Lost Nuke May Have Been Found Off Canada
The Canadian Navy is sending a ship to a remote area of the British Columbia coast to see if an object found by a diver is part of an unarmed atomic bomb jettisoned by a crashing B-36 in 1950.
The Canadian Navy is sending a ship to a remote area of the British Columbia coast to see if an object found by a diver is part of an unarmed atomic bomb jettisoned by a crashing B-36 in 1950. Sean Smyrichinsky told the Vancouver Sun he found a strange-looking piece of metal on the ocean floor off Boyle Point on Pitt Island, about 500 miles north of Vancouver, while diving for sea cucumbers. "I found this big thing underwater, huge, never seen anything like it before," Smyrichinsky said. He told others about his find but it wasn't until he related it to a longtime resident of the area did the connection get made. "Nobody had ever seen it before or heard of it, (because) nobody ever dives there," he told the Sun. "Then some old-timer said ‘Oh, you might have found that bomb.'"

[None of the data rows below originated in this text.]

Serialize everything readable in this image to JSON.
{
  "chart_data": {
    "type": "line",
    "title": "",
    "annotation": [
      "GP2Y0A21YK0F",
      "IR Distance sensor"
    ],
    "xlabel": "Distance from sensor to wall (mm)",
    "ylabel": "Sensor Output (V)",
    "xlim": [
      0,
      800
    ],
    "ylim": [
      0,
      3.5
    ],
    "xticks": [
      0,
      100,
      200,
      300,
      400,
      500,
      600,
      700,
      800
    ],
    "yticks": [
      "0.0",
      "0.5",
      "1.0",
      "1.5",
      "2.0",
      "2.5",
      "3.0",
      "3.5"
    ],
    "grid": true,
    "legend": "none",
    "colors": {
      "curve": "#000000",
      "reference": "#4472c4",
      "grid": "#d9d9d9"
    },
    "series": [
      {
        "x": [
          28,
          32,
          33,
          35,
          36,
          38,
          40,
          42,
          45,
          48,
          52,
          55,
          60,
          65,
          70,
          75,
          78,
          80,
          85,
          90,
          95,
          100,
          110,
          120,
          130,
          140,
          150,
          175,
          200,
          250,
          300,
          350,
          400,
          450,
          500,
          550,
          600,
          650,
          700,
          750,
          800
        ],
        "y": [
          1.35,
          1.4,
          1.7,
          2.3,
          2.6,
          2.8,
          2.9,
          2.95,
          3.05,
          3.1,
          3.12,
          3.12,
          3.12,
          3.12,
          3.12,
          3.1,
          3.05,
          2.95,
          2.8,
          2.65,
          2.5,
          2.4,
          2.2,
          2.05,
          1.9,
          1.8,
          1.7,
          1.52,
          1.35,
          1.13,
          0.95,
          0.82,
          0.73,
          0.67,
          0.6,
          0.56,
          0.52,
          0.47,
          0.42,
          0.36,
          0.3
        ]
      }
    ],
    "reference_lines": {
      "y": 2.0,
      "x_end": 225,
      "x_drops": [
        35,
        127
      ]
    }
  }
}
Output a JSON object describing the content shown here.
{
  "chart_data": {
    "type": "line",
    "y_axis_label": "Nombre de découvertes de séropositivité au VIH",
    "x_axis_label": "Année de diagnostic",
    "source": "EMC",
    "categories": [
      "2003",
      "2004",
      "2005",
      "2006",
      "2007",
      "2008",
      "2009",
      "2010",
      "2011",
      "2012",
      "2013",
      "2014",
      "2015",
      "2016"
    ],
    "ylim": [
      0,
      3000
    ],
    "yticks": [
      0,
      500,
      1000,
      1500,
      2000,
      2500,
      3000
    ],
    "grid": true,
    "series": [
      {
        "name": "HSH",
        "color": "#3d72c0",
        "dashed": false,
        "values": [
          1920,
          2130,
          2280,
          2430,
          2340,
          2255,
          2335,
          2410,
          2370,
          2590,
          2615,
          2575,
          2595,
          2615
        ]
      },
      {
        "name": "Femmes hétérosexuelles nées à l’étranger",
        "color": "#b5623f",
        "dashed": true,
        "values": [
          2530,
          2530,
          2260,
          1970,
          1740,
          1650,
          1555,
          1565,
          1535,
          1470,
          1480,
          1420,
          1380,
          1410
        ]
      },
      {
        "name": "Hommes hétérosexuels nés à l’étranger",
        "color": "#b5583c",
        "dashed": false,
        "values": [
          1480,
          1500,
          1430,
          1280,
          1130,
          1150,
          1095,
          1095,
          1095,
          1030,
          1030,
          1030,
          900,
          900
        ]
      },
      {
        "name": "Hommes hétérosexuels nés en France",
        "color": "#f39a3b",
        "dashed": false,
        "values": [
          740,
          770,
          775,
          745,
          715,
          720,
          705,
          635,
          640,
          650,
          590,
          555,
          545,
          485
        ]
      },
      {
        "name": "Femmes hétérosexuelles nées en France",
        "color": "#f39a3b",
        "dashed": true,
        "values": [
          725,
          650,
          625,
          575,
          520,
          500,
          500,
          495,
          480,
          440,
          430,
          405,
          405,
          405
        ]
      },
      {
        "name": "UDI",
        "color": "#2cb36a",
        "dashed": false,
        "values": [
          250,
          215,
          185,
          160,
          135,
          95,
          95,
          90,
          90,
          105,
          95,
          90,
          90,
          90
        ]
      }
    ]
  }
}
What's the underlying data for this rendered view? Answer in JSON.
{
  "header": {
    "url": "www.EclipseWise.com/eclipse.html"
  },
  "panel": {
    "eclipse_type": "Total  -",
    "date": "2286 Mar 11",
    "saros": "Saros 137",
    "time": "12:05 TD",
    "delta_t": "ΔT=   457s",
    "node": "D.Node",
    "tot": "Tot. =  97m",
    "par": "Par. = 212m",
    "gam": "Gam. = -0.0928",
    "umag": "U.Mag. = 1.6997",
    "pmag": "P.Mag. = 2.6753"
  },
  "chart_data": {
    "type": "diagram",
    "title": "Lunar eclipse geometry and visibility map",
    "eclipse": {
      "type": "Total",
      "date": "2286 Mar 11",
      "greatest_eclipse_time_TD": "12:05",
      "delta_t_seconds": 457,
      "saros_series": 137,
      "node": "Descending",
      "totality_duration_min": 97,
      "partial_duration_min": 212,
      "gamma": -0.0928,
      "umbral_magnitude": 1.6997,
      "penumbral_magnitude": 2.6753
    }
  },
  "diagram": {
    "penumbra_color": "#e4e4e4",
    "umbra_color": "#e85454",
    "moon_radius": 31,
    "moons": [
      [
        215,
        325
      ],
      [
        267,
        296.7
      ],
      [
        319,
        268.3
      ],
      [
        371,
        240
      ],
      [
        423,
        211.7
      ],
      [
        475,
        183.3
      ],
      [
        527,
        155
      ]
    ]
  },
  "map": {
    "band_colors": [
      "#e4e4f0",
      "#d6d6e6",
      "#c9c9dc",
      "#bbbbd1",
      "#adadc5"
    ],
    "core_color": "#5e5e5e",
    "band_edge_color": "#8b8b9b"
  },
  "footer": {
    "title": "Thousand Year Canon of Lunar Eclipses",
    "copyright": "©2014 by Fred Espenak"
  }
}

"That bomb" might be a Mark IV atomic bomb of the same type that was dropped on Nagasaki, Japan, in 1945. The U.S. Army has acknowledged that a bomb was jettisoned from a crashing B-36 in that area but that it did not contain any fissionable material. The aircraft was on a training flight from Alaska to California when three of its engines caught fire. The 17 crew members abandoned the aircraft but five died. The aircraft continued inland and crashed near the top of Mt. Kologet, about 200 miles from where the diver made his find. The Canadian Navy says the official record says the bomb's core was packed with lead, rather than plutonium, but wants to make sure. However, it likely still has the TNT charge used to detonate the plutonium. "The Canadian Armed Forces treats reports of suspected unexploded ordnances very seriously and we continue to investigate this matter," a government official told the Sun.